Further genomic features and a comparative analysis of transcriptional activity for key genes unveiled unique mechanisms and specific enzymes utilized by these SPOB in energy-dependent processes in the MMC pathway (Fig. 5, Supplementary Data 12). To activate propionate, SPOB could encode a CoA transferase to couple this step (Step1) with the downstream exergonic acetyl-CoA dethiolation (Step11), and/or utilized acyl-CoA synthetases to independently catalyze this step [18, 19, 61]. For Smithellaceae bin.322, it harbors four homologs of acyl-CoA synthetases to produce propionyl-CoA, with one (bin332_5_143) showing notably high transcriptional expression, implying that this population decoupled propionate activation from acetyl-CoA hydrolysis without conserving energy. The same activating reaction was also observed in Pelotomaculaceae bin.218 and Syntrophobacteraceae bin.487 (Supplementary Data 12).
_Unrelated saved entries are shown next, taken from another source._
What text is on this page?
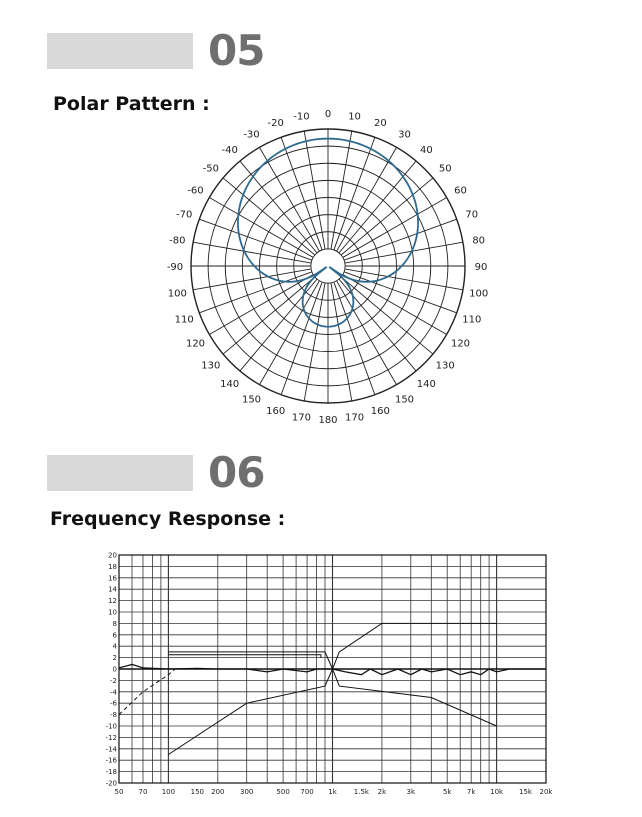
05
Polar Pattern :	0 10
20
30
40
50
60
70
80
90
100
110
120
130
140
150
160
170
180
170
160
150
140
130
120
110
100
-90
-80
-70
-60
-50
-40
-30
-20
-10
06
Frequency Response :
20
18
16
14
12
10
8
6
4
2
0
-2
-4
-6
-8
-10
-12
-14
-16
-18
-20
50 70 100 150 200 300	500 700 1k 1.5k 2k	3k	5k 7k 10k 15k 20k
For the subsequent carboxylation of propionyl-CoA, unlike other well-described SPOB that could couple this step with downstream decarboxylation of oxaloacetate (Step 9) [19], these three SPOB only harbored and highly transcriptionally expressed gene encoding membrane-associated protein methylmalonyl-CoA decarboxylase (EC 7.2.4.3, bin332_1_53, bin487_1_100 and bin218_1_934), signifying their independent utilization of methylmalonyl-CoA decarboxylase to generate a sodium ion motive force for ATP synthesis and energy conservation [62]. For the energy-dependent succinate oxidation (Step 6), Syntrophobacteraceae bin.487 and Pelotomaculaceae bin.218 possess two fumarate reductase/succinate dehydrogenase complexes (frdABC: bin487_1_2317 to bin487_1_2319 and bin218_1_611 to bin218_1_613; sdhAB: bin487_1_1345 and 1346, bin218_1_289 and 290) to complete this process (only one in Smithellaceae bin.332 probably due to genome incompleteness). Upon further transcriptional activity comparison of these complexes, the consistently high expression of frdABC in Syntrophobacteraceae bin.487 and Pelotomaculaceae bin.218 implies the more crucial importance of frdABC in this energetically challenging step within the MMC pathway.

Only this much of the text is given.